ERISA Share Class


There has been a lot of consternation about plan employees filing claims against their employer. In fact, claims are starting to rise as employees sue about share class selection. In one case, employees sued and won. Plan Sponsors (Employers) are concerned about their Fiduciary responsibility and they should be.

Revenue Sharing has been incessant problem in the 401k industry. Basically, if any broker receives a mutual fund fee for placing a plan into a mutual fund, Granite Group Advisors believes they are conflicted. In fact, that is how the majority of the 401k industry works.

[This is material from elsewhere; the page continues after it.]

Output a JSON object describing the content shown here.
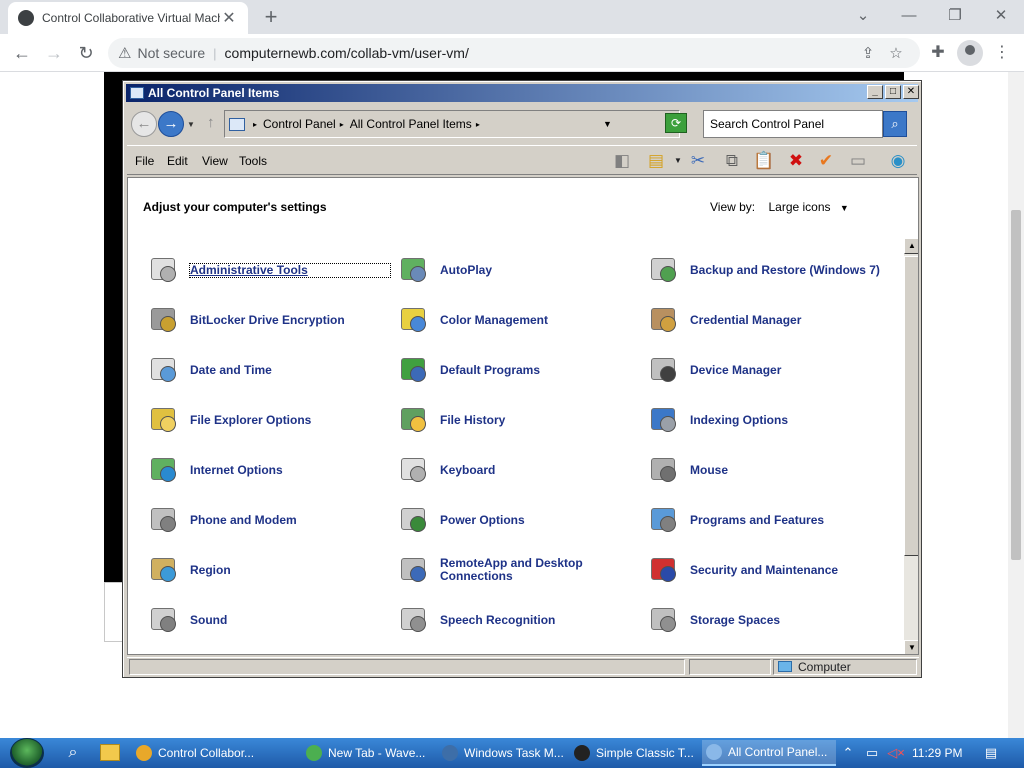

In recent court case, Tibble vs. Edison International, April 15th 2013, revenue sharing did not violate the Employers ability to offset plan costs. The one exception found in favor of the plaintiff, the Employer was found to be imprudent by selecting more expensive share classes.

The Issue:

ERISA protects Employers from liability when they do not exercise control. Pragmatically, the Employers mistakenly believe that the financial institutions they hire are responsible for any violation. What most Employers do not realize, the financial institutions represent their own interests and the Employer is the one with all the liability.

The Solution:

Employers must have a verifiable process. They cannot rely on their service provider. Employers should do the following:

· The provider should disclose and verify the process on quarterly basis. Ie, consistency of process to hire and fire, expense ratios, performance of funds, etc...

· The Employer should have an Investment Policy Statement (IPS). The 2008 LaRue case, the courts ruled in favor of the employee because the employer did not have a standard to maintain the plan.